How Insects are Revolutionizing Hearing Aids

Modern day hearing aids have come a long way; existing models are highly effective and come with incredible digital functions, such as wifi connectivity, that radically improve a person’s ability to hear along with their overall quality of life.

But there is still room for improvement.

Specifically, in some instances hearing aids have some challenges with two things:

  1. Locating the source of sound
  2. Eliminating background noise

But that may soon change, as the most recent research in hearing aid design is being guided from a surprising source: the world of insects.

Why insects hold the answer to improved hearing aids

Both mammals and insects have the same problem related to hearing: the transformation and amplification of sound waves into information the brain can use. What researchers are identifying is that the system insects use to solve this problem is in ways more proficient than our own.

The organs of hearing in an insect are smaller and more sensitive to a larger range of frequencies, allowing the insect to recognize sounds humans cannot hear. Insects also can recognize the directionality and distance of sound in ways more precise than the human ear.

Hearing aid design has commonly been guided by the way humans hear, and hearing aids have tended to offer straightforward amplification of incoming sound and transmission to the middle ear. But scientists are now asking a different question.

Finding inspiration from the natural world, they’re inquiring how nature—and its hundreds of millions of years of evolution—has attempted to solve the problem of sensing and perceiving sound. By analyzing the hearing mechanism of different insects, such as flies, grasshoppers, and butterflies, scientists can borrow the best from each to design a completely new mechanism that can be used in the design of new and improved miniature microphones.

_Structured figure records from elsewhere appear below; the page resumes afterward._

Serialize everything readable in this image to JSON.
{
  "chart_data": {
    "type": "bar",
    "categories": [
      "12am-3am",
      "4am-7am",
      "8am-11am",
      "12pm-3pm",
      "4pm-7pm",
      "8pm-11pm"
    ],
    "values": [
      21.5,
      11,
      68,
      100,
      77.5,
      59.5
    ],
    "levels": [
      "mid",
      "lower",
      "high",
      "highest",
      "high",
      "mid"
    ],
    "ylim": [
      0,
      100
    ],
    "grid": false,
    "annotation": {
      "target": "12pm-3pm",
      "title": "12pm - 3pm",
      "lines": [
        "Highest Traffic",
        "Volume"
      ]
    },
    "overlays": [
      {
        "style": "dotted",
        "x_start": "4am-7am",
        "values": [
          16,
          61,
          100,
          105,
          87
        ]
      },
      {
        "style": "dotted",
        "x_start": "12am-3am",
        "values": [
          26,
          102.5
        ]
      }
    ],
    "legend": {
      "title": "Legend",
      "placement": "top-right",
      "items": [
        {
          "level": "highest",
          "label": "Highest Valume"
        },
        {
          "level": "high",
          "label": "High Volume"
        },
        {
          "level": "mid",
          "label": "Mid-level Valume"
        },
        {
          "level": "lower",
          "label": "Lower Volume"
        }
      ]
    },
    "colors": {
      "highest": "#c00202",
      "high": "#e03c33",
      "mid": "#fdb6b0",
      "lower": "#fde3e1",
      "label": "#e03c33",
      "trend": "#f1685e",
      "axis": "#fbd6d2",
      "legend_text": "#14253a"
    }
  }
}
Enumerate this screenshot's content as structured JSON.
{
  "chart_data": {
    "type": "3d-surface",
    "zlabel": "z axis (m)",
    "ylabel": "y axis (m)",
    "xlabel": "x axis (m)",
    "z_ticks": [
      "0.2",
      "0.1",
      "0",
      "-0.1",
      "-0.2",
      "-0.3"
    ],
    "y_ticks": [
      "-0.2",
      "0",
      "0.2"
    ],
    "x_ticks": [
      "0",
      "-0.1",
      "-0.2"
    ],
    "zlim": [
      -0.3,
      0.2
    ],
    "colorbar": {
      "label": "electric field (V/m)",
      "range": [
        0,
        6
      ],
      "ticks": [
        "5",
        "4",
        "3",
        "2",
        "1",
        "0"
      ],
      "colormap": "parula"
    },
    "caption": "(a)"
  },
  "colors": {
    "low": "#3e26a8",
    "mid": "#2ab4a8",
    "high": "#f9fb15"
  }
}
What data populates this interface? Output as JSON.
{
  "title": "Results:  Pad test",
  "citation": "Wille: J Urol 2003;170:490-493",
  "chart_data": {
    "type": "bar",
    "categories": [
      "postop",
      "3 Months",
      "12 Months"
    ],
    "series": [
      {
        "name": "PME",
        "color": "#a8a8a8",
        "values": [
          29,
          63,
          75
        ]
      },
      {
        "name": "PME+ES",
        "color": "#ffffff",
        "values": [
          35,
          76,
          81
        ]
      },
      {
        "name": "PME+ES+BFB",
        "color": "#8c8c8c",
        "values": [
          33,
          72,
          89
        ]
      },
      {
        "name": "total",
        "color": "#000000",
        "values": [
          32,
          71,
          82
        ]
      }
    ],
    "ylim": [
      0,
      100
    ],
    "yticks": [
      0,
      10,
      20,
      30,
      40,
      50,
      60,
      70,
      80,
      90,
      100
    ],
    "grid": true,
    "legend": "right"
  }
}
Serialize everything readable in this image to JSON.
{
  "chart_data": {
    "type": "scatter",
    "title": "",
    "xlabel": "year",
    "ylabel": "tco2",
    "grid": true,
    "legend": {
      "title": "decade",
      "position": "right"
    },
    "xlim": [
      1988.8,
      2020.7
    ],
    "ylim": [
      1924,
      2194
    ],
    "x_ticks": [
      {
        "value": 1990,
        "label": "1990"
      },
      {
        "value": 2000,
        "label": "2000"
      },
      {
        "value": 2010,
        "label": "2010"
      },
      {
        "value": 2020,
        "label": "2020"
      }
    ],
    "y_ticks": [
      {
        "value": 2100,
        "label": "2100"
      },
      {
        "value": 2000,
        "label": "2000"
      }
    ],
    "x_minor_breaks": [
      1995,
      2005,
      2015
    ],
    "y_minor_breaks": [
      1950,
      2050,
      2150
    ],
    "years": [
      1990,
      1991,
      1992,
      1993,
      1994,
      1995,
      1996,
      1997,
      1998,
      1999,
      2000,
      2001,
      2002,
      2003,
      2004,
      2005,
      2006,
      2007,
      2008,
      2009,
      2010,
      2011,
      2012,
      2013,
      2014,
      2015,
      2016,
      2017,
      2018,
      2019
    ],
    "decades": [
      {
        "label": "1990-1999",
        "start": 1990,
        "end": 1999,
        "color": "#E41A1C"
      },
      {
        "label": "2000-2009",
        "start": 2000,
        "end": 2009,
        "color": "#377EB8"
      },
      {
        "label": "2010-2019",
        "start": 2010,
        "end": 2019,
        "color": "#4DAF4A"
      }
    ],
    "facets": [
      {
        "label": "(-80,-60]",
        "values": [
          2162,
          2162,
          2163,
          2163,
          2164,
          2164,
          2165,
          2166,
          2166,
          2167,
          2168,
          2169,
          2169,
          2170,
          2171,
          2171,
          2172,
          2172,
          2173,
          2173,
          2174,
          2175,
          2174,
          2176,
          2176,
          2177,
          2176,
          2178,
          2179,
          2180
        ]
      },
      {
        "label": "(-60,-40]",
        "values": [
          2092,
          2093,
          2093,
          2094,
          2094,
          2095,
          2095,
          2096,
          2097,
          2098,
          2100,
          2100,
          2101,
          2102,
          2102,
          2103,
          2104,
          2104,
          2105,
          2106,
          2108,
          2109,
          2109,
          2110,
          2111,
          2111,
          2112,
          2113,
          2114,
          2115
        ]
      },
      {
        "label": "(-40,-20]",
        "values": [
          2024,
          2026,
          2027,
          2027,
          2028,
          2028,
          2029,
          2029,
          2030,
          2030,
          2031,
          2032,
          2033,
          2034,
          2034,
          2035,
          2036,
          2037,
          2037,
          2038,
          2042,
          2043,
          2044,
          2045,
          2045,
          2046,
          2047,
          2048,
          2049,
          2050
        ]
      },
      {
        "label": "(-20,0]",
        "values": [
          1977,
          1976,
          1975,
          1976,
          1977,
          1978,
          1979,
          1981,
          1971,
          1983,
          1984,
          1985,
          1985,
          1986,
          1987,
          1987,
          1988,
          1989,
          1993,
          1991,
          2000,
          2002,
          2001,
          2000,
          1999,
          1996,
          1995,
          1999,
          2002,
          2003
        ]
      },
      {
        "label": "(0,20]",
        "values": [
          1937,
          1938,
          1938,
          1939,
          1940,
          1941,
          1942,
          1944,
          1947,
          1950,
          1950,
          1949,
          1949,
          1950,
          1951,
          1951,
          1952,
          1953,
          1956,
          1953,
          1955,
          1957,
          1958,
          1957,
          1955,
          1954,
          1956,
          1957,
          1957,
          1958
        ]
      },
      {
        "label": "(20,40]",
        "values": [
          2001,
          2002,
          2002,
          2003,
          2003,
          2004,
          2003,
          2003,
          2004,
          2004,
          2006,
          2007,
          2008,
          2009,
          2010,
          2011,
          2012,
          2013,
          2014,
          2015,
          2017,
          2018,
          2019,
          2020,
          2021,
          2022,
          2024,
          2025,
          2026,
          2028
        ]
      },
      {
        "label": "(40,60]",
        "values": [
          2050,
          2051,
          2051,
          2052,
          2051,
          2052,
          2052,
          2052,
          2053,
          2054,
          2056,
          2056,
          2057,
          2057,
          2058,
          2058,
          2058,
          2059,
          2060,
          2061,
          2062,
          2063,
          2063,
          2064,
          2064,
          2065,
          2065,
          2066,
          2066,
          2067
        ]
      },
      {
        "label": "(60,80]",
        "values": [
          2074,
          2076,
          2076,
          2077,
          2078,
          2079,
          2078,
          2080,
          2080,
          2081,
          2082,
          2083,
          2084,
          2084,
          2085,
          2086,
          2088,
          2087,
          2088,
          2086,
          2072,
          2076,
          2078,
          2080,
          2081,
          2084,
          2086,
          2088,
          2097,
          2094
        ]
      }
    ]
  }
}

Insect-inspired miniature directional microphones

Researchers from University of Strathclyde in Glasgow, Scotland, and the MRC/CSO Institute for Hearing Research (IHR) at Glasgow Royal Infirmary, will be evaluating hearing aids outfitted with a unique type of miniature microphone inspired by insects.

The hope is that the new hearing aids will achieve three things:

  1. More energy-efficient microphones and electronics that will eventually lead to smaller hearing aids, lower power usage, and longer battery life.
  2. The capability to more accurately locate the source and distance of sound.
  3. The ability to focus on specific sounds while wiping out background noise.

Researchers will also be testing 3D printing techniques to improve the design and ergonomics of the new hearing aids.

The future of hearing aids

For the majority of their history, hearing aids have been produced with the human hearing mechanism in mind, in an effort to reconstruct the normal human hearing experience. Now, by asking a different set of questions, researchers are establishing a new set of goals. Instead of attempting to RESTORE normal human hearing, perhaps they can AUGMENT it.